他走到離陳欣儀很近的地方,而陳欣儀卻也沒有動,就坐在床上,不過整個人卻是縮到了床角邊的位置,看起來似乎是又是警惕著什麼。
那男人看見陳欣儀這幅模樣,又嘖嘖輕笑著,他好像很喜歡嘖嘖地言語。
他伸手觸在陳欣儀的下巴上,就好像上次在那船上一般。陳欣儀卻是抵觸著甩開男子的手。男子微眯著的眼眸似乎眯得更小了,他又一次捏住陳欣儀的下巴,力度大到陳欣儀以為他幾乎要捏碎自己的骨頭,他強迫著陳欣儀的臉頰往上,讓她的臉正對著男子的眸光。
陳欣儀的眸子看向別處,卻是掙紮不開男子捏著自己下巴的手,隻能夠讓臉上露出悲憤的神情。她能感覺到男子的目光落在自己的臉上,就好像是每一處都掃過一般,讓她感到非常不適。
男子突然鬆開了她的下巴,一時間走了神力量撒開的陳欣儀,一下子往旁邊掉過去,腦袋一個不小心就撞在那一旁的床欄上,她的額頭一陣生疼,一下子就起了一個紅色的大包。
“本公子也終於明白為什麼鳳天宸就是看不上你了,你這張臉真是連蔚兒的一根手指都比不上!”男子這話說得好像是傾訴卻又好像是生氣不滿的罵聲。
“那既然你如此喜歡那個賤人,那你怎麼不直接跑到她那強了她,你跑來招惹我做什麼!”陳欣儀似乎一下子就暴起了,她上回就知道這個男子是宣蔚兒有意的,可是她卻不知這人的身份,也不知如何報仇。
她不甘,她恨,她感覺自己都快要瘋了。
男子聽到她這話,周身的氣息似乎更可怕了,他雙手叉在腰上,又向著陳欣儀走前了兩步,微眯著地眼眸裏似乎有著陰冷的光。他看著陳欣儀,似乎已經被她的話語給激怒了。
“你的確,是比不過她……特別是這張賤嘴……我也是忍得夠久了……那就由你來吧!”男子桀桀輕笑,就好像在思緒些什麼,手指輕輕一挑開腰間的腰帶,往陳欣儀那邊更靠近了一步。
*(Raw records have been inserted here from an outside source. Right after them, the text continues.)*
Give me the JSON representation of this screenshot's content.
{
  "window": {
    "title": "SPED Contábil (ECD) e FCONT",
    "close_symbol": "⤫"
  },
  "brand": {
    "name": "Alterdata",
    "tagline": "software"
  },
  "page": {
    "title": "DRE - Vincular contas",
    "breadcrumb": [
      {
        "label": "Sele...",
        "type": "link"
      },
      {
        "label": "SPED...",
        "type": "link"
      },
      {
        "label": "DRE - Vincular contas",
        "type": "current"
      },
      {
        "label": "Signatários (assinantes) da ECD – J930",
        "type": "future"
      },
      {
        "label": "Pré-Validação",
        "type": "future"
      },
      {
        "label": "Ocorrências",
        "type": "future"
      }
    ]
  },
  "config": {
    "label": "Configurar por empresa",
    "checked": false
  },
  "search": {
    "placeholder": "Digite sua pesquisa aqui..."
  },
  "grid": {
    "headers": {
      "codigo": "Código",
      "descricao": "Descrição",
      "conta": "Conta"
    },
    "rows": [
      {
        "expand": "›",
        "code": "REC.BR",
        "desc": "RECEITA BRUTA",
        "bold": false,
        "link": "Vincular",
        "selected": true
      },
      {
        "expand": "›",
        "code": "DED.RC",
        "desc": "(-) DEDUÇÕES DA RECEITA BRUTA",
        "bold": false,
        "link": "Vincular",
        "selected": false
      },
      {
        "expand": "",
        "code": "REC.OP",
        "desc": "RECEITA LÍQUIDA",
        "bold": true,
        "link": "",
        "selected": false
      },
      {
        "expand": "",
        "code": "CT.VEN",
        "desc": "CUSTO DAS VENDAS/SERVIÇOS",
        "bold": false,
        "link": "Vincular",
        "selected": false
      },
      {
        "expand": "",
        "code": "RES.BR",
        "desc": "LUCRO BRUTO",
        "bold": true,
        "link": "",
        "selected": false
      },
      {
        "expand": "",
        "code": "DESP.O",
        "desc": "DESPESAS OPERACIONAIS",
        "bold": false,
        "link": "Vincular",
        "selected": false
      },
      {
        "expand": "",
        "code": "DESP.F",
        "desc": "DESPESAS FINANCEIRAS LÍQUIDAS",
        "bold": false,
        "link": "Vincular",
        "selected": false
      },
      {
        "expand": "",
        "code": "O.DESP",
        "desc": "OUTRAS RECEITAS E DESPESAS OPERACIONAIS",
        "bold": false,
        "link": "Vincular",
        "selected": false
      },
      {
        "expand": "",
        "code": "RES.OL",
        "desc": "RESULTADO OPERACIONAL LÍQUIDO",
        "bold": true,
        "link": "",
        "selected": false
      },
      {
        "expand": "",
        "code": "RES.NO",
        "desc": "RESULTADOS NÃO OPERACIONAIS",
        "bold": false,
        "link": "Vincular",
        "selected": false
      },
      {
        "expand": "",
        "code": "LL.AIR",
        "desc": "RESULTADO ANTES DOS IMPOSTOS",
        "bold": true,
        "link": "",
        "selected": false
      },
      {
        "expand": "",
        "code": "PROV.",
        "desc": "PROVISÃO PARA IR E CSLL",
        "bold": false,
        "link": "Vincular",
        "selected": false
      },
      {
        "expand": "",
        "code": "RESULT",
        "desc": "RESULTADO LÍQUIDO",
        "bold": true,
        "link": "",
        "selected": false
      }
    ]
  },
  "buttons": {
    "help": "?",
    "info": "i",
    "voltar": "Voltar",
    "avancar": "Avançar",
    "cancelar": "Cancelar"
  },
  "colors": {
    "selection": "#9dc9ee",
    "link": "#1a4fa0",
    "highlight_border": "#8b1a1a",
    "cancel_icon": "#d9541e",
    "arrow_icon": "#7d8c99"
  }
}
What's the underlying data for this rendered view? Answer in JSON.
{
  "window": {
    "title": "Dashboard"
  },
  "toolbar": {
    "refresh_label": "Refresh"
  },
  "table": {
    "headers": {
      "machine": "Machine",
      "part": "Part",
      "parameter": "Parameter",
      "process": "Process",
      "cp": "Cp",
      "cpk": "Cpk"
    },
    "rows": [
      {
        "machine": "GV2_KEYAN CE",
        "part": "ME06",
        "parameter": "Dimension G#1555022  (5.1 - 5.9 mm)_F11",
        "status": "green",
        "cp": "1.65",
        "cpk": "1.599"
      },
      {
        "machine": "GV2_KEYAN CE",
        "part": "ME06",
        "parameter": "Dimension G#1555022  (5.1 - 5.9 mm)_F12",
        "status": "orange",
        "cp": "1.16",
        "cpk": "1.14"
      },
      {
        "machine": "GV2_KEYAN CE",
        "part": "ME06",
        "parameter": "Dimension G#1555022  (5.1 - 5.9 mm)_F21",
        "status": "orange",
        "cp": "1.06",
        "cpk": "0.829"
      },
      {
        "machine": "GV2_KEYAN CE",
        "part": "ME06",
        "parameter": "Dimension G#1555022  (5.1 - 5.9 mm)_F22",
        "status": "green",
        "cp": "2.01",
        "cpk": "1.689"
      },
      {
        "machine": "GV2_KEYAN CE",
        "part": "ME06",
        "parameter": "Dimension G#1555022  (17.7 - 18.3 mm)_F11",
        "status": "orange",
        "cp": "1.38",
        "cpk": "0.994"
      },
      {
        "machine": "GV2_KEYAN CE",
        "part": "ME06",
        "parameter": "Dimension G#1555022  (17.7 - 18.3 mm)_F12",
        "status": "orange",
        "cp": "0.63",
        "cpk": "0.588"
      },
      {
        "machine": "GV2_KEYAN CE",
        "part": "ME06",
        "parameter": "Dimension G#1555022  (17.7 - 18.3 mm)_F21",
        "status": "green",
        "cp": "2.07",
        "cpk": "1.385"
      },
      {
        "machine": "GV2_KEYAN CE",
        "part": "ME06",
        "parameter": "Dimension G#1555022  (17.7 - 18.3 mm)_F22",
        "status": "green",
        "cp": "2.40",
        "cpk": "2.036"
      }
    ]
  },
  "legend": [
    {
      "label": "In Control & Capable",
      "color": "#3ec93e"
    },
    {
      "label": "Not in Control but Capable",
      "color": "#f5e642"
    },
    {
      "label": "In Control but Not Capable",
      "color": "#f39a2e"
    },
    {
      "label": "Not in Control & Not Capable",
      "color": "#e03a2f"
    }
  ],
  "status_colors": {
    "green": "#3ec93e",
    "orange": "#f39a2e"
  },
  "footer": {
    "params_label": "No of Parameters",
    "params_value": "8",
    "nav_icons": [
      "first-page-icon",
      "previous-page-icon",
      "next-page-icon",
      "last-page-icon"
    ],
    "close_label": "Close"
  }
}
陳欣儀隻感覺有一陣陰霾覆蓋在她的視線上,緊接著,那一道看起來瘦弱實則高大的軀體一下子籠罩下來,而她那一陣陣嗚咽聲也被化為虛無。
她隻能讓眼角流在莫名冰涼的眼淚,浸濕在床褥上,和身下的泥濘混為一攤……-
“王爺,你這樣子一杯子砸過去,陳欣儀會不會毀容啊!”宣蔚兒和鳳天宸走在那府中的小道上,宣蔚兒的臉上有幾分擔憂之色。她倒不是擔憂誰會毀容,而是陳欣儀也是將軍之女,若是以後被那大將軍看到麵目全非的陳欣儀,會如何發怒,讓鳳天宸為難。
畢竟鳳天宸也是因為陳欣儀在說自己,而後鳳天宸一時間氣不過,就動手傷了她……
鳳天宸看起來卻是依舊那般淡然,似乎並沒有因為這個而擔憂半分,“無妨,本王自己心裏有數,她不可能會毀容的。讓下人拿些祛腫膏給她塗上幾日便能無事了。”當時的他雖然憤怒,但是卻不至於失去理智,他扔出茶盞的力度,也是剛剛好的,他練功多年,很是清楚什麼樣的力度能傷人到何種程度,他能夠篤定,他方才那一下,隻能讓陳欣儀撐個幾天的表麵傷口。
“可是陳欣儀若是將今日之事告知娘家,那可如何是好?”宣蔚兒才覺得自己最近的擔憂是越來越多了。
“陳家人不會過問這些,而且目前陳欣儀也沒有去告知的機會,所以不必擔心。而且陳將軍也不是隻是會武之人,縱橫官場多年,他這裏也是很好的。”鳳天宸說著,指了指腦袋的位置。
宣蔚兒半信半疑地想著,沒有再有疑問,其實她也身為女人,也是覺得陳欣儀著實是個可憐之人,自己的夫君不喜歡自己,可是自己卻有著不一樣的思想,很想獲得一切,卻滿盤皆落子,輸得一幹二淨。也應了那句可憐之人必有可恨之處吧。